It’s been one to forget even though Abreu made his second All-Star team. He went through a prolonged slump leading to the All-Star Game, and after getting untracked Abreu underwent emergency testicular torsion surgery. Having no minor league rehab games to get his swing back, he struggled when he returned but was sidelined again with an infection on his right thigh.
Abreu will finish .265/.325/.473 hitting line with 22 homers and 78 RBI, falling three homers short of becoming the ninth player to hit 25 in his first five seasons. He played his 128th and last game Sept. 16 in Baltimore. In his first four seasons, Abreu played in 145, 154, 159 and 156 games, never wanting a day off.

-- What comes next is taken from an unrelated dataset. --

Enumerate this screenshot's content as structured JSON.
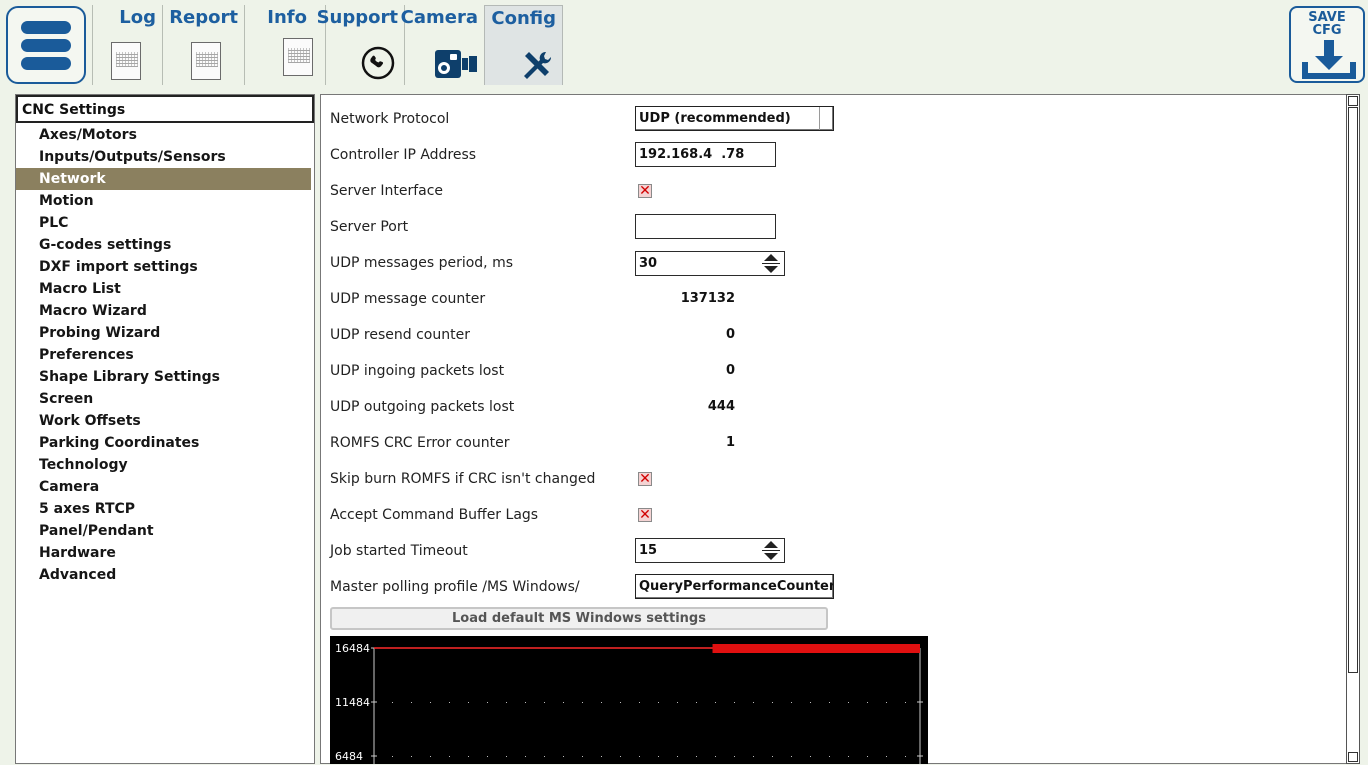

“It is disappointing,” Abreu said through translator Billy Russo. “That is not the way I wanted to end the season, but you know what, like I always said, God does things for a reason and you have to take it.”
Abreu, who will be 32 in the final year of his contract next season, repeated that he wants to play his entire career with the Sox.
“That’s a discussion I’ve been having with my family, and that’s what we all want, just to be part of this organization for my whole career,” he said.
General manager Rick Hahn said Wednesday that decisions have to be made on both Abreu and Avisail Garcia, who can become free agents one year from now. Garcia has been limited to 89 games because of hamstring and knee problems and will have arthroscopic knee surgery Tuesday.
“We know from the track record of performance what these players are capable of doing and can project with some level of certainty, given the health of each of them, what it’s going to look like going forward,” Hahn said. “We don’t need to make long-term decisions on either just yet.”
Bullpen night, plight
Lefty reliever Jace Fry got his first career start on a bullpen night for the Sox in their home season finale against the Indians and gave up a leadoff home run to Francisco Lindor, and it was pretty much downhill from there for the pen in a 10-2 loss to the Indians.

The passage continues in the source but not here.